Fairfax County lost out on as much as $3 million last year because police officers wrote traffic tickets in a way that funneled revenue into state — not local — coffers, according to county auditors.
Officers wrote about 15,000 tickets in the first nine and a half months of 2007 that cited a state violation instead of the local version, according to a December report from the Office of Financial and Programs Auditor, released Monday.
“In essence, if a traffic summons written by the police cites a county code violation, the money from the fine belongs to the county,” the report said. “If a state code is cited, the money goes to the state.”
The flawed tickets accounted for about 12 percent of all traffic summons written in that period.
The loss of traffic-ticket revenue, though a sliver of the county’s more than $3.2 billion general fund, could not have come at a worse time for a budget already suffering from the downturn in the housing market.
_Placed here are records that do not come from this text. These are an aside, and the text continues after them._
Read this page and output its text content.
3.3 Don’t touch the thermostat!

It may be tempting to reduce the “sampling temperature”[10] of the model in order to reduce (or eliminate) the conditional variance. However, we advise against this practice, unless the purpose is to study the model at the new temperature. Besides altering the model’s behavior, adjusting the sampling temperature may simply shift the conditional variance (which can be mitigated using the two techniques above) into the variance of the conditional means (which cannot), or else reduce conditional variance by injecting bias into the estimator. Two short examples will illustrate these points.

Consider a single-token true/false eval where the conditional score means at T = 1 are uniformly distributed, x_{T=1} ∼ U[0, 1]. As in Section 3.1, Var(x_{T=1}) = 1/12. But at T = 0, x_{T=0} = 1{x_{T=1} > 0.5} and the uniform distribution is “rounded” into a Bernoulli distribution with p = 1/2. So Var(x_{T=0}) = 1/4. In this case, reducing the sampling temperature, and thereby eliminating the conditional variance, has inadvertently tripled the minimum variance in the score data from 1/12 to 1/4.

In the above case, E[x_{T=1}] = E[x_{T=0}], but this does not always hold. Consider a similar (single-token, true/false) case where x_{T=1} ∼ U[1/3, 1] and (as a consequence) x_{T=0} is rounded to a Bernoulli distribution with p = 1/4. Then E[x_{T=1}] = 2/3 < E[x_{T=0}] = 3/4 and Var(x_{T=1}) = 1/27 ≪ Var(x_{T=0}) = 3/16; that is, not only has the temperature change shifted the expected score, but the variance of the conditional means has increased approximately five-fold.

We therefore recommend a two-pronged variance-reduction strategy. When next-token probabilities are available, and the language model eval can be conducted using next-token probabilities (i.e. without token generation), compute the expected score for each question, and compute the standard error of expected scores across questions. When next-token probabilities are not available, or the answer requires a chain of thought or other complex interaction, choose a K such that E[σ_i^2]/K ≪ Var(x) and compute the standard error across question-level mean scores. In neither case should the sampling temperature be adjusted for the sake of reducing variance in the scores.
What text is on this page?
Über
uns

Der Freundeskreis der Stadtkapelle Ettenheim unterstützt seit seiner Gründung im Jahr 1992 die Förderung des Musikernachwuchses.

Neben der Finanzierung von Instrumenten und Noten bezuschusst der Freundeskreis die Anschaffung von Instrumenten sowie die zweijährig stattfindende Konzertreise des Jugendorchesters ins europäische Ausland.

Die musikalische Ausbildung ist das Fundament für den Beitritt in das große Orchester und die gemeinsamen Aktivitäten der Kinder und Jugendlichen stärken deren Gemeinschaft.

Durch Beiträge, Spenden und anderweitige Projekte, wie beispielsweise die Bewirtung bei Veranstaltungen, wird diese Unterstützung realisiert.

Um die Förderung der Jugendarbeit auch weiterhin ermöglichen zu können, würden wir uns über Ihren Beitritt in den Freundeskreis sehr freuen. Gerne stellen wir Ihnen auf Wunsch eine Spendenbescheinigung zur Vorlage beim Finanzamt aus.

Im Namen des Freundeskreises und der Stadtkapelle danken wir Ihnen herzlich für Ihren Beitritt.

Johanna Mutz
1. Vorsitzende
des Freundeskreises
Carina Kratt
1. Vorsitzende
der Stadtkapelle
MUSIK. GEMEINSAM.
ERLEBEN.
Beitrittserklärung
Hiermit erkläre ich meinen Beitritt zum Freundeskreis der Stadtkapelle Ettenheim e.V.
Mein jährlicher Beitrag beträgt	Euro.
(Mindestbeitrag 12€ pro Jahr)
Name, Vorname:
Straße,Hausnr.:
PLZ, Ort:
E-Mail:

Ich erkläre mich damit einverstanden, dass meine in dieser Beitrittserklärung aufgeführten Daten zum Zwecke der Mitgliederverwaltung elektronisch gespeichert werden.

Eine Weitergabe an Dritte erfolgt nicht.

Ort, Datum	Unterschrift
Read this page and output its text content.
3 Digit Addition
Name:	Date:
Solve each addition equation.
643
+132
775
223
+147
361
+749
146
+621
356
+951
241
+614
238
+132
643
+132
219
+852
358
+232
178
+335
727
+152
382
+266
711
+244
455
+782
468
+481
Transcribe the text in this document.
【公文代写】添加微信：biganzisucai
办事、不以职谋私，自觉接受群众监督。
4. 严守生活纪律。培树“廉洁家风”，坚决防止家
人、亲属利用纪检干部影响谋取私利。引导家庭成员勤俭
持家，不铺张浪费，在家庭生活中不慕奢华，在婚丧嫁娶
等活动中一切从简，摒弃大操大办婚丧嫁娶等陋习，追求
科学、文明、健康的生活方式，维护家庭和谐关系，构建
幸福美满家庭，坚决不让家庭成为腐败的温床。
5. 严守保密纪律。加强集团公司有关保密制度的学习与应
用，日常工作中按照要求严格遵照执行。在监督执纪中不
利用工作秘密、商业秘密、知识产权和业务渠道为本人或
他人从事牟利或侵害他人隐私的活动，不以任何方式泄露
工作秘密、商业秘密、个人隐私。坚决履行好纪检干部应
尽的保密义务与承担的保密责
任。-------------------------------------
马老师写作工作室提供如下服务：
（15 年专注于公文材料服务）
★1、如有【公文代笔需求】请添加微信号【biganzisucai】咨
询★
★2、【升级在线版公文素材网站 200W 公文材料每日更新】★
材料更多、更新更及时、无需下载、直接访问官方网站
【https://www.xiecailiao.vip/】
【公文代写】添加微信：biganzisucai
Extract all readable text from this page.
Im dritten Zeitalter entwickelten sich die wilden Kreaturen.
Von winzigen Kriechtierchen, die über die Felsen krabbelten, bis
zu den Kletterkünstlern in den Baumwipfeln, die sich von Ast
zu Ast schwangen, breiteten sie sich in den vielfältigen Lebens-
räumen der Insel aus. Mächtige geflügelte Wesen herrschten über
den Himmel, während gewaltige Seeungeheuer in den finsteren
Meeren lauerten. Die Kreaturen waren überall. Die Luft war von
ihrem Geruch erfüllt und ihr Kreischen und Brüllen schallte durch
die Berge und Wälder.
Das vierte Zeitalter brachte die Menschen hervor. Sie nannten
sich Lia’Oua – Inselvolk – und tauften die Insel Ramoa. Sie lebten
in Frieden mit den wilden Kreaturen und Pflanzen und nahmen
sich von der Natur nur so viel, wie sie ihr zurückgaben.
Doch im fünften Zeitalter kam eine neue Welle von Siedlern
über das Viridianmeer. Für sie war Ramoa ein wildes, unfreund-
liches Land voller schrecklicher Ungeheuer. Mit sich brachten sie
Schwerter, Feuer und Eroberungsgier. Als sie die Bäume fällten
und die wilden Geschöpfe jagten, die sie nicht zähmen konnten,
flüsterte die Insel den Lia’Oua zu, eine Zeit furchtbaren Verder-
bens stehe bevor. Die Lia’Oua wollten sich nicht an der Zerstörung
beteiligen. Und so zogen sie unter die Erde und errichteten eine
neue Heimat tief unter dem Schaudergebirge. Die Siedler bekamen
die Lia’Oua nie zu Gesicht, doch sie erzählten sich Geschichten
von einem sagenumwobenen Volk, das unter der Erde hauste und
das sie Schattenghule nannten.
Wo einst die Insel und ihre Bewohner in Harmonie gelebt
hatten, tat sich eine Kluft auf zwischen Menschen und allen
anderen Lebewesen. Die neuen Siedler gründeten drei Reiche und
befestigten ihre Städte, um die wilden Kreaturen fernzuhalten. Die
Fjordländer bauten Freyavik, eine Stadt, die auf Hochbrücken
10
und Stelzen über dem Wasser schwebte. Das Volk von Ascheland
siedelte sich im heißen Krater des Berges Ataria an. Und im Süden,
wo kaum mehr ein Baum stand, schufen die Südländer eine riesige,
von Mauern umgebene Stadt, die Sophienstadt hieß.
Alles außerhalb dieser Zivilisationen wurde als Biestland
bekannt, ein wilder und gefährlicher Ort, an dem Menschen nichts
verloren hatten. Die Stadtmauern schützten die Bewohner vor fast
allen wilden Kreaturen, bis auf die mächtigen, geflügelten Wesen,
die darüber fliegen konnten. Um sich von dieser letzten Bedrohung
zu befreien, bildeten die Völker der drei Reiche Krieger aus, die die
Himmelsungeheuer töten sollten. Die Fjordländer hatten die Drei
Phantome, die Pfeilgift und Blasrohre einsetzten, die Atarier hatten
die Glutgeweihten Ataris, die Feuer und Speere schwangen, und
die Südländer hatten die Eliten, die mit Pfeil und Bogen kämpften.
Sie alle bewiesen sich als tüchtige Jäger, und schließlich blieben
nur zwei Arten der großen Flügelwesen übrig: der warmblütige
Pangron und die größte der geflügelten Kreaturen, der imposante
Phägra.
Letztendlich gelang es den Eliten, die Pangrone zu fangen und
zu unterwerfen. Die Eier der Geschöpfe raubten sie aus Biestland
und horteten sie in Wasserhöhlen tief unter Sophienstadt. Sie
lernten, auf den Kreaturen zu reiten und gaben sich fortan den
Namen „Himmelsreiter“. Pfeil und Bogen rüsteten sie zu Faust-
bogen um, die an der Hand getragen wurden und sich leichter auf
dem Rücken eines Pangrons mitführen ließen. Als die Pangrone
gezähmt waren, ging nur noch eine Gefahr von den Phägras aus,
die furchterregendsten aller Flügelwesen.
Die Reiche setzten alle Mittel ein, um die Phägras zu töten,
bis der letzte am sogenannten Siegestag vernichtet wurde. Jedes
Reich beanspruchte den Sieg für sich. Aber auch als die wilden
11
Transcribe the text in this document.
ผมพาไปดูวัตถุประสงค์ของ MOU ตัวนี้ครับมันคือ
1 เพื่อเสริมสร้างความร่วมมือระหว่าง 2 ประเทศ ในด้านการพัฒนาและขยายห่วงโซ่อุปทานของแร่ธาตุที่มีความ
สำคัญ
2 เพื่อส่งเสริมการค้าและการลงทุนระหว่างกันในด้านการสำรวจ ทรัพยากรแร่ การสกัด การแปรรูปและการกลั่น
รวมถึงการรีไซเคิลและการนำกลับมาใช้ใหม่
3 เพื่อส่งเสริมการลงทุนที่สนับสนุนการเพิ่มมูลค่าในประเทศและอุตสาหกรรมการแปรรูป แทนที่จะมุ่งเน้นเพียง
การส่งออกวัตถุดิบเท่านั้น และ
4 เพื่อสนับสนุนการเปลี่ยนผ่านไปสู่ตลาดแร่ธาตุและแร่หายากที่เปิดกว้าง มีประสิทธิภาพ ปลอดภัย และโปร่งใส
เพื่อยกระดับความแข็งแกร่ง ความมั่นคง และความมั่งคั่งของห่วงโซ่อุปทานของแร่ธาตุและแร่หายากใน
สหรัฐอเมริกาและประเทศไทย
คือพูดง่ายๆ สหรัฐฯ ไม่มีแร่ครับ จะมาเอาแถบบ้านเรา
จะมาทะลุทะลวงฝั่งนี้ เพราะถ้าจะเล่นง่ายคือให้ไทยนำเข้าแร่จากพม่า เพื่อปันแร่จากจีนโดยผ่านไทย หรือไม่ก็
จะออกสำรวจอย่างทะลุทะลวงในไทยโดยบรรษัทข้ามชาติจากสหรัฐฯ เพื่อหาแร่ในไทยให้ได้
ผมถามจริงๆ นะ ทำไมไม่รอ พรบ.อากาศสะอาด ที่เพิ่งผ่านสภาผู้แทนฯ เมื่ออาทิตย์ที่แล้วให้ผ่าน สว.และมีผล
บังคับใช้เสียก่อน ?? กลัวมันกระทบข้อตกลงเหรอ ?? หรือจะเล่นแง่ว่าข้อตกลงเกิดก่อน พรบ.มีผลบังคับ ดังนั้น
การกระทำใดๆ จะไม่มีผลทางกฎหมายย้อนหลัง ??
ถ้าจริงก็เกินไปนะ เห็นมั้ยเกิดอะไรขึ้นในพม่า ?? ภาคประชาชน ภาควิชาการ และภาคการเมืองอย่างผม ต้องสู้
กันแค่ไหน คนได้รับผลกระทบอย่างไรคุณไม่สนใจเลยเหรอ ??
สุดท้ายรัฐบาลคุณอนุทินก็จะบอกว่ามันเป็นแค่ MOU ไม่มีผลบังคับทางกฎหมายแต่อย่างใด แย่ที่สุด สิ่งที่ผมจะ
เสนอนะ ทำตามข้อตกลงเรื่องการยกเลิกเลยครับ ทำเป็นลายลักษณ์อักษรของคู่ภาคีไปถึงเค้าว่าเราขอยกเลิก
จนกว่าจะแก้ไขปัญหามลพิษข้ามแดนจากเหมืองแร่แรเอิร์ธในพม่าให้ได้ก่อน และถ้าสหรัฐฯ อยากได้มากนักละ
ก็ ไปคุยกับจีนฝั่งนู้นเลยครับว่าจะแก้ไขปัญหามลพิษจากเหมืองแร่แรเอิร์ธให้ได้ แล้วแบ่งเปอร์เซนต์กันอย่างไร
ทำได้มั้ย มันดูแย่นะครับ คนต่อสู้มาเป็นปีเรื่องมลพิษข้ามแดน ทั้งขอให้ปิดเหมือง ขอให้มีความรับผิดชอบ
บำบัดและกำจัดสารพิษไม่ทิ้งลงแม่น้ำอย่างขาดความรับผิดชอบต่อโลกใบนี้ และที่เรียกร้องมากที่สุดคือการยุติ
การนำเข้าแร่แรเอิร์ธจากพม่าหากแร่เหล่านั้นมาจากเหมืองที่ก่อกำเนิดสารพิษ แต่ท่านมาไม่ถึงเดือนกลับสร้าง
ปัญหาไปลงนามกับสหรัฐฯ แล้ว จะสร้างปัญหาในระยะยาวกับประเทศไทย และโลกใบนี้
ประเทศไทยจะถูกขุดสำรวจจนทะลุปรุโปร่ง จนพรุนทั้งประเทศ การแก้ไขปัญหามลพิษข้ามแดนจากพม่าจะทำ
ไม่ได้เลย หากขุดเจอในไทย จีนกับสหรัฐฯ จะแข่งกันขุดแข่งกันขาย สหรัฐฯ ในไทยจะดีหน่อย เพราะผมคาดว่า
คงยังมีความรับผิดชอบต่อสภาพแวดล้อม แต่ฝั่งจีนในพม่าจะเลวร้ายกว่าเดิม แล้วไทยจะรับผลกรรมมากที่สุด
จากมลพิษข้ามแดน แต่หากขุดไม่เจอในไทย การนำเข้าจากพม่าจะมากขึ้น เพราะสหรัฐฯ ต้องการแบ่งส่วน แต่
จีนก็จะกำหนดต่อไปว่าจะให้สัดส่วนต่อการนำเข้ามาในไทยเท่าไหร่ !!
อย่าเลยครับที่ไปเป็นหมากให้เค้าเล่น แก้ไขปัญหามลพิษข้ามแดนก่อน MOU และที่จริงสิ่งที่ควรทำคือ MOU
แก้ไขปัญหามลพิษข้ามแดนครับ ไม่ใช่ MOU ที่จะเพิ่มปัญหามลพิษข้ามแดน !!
The police department has moved to correct the problem, which in some cases was the result of a misunderstanding among officers on how to properly fill out traffic summons, said police spokeswoman Mary Ann Jennings. She said officers checked a box marked “county,” when they should also have written in the specific section of county law.
“I’m sure they thought that it would automatically defer to county code, but it didn’t,” she said.
Fairfax County supervisors adopted a clearer ticketing policy Monday in the hopes of preventing the loss of traffic-fine revenue this year, asserting that “whenever a particular citation is identical under both the Code of Virginia and the Code of Fairfax County, the ticket be written pursuant to the county code.”
Fixing the problem could bring in an extra $1 million to $3 million annually, adding to the more than $8 million in fines from the 140,000 traffic summonses issued by Fairfax County police each year, auditors said separately from the report. During the nine-and-a-half-month period last year, police issued about 19,000 state-based citations because there was no corresponding local code.